PARALLELS & PERIPHERIES: Practice + Presenceis the fifth iteration of the series focused on how the New York Academy of Art’s BIPOC artistic community (i.e. students, faculty, alumni, and visiting critics) uses their practice and platform to assert their presence within the world while attempting to negotiate issues of race, identity, visibility, and invisibility in a time of social volatility. Moreover, PARALLELS & PERIPHERIES: Practice + Presence intends to use the exhibition as a forum for unpacking the question of what happens when the power dynamics between “center” and “periphery” shift?
A PERIPHERAL VIEW
As a Black artist studying at the New York Academy of Art, I often asked myself “Where do I fit?” And more strongly, “Do I even belong here?” Black artists in predominately white institutions often experience a scarcity of faces like our own. We are also immersed in a history of art that excludes our ancestors from the conversation or curriculum. It can get exhausting, but there comes a time when you have to push back and create space for yourself.

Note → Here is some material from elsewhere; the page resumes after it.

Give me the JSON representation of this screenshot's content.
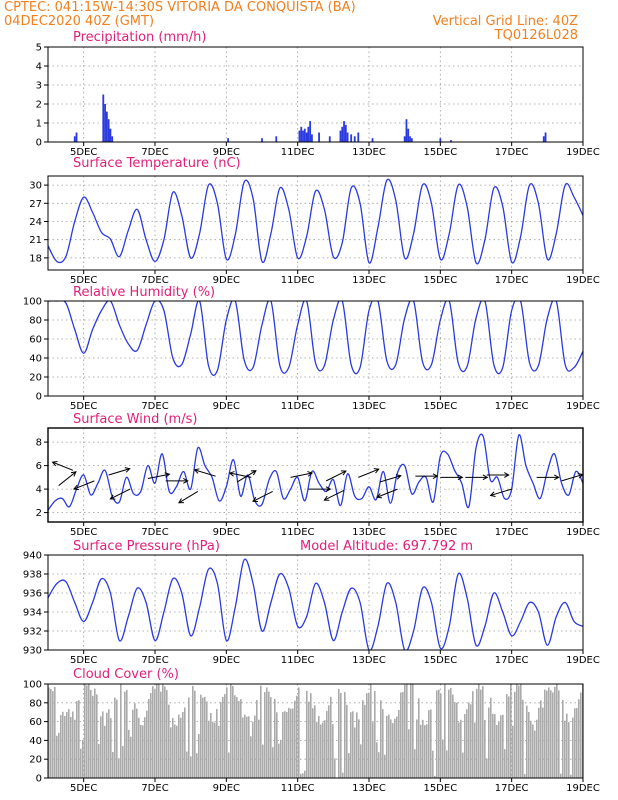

It took some time, but I eventually learned how to own the space I occupied, even though it was not originally created with me in mind. I surrounded myself with things that I found inspirational, I researched Black artists who informed my work, I invited talented Black artists and critics into my studio to talk about my work, and I reached out to like-minded individuals to create a support system that became my art community. Taking ownership of one’s space is essential to navigating a society that has always limited access for people of color. The BIPOC community (Black, Indigenous, and other people of color) boldly does so on a daily basis. We take ownership of our narratives, affirming that we see each other, ourselves, and create space for one another in the midst of unfamiliar and sometimes even hostile territory. We are here and, therefore, we belong.
This exhibition is a celebration of the wonderful, dynamic BIPOC talent that has come through the New York Academy of Art. Each of us has had unique experiences, creates different work, and has diverse stories worth telling and sharing. So now we are telling those stories.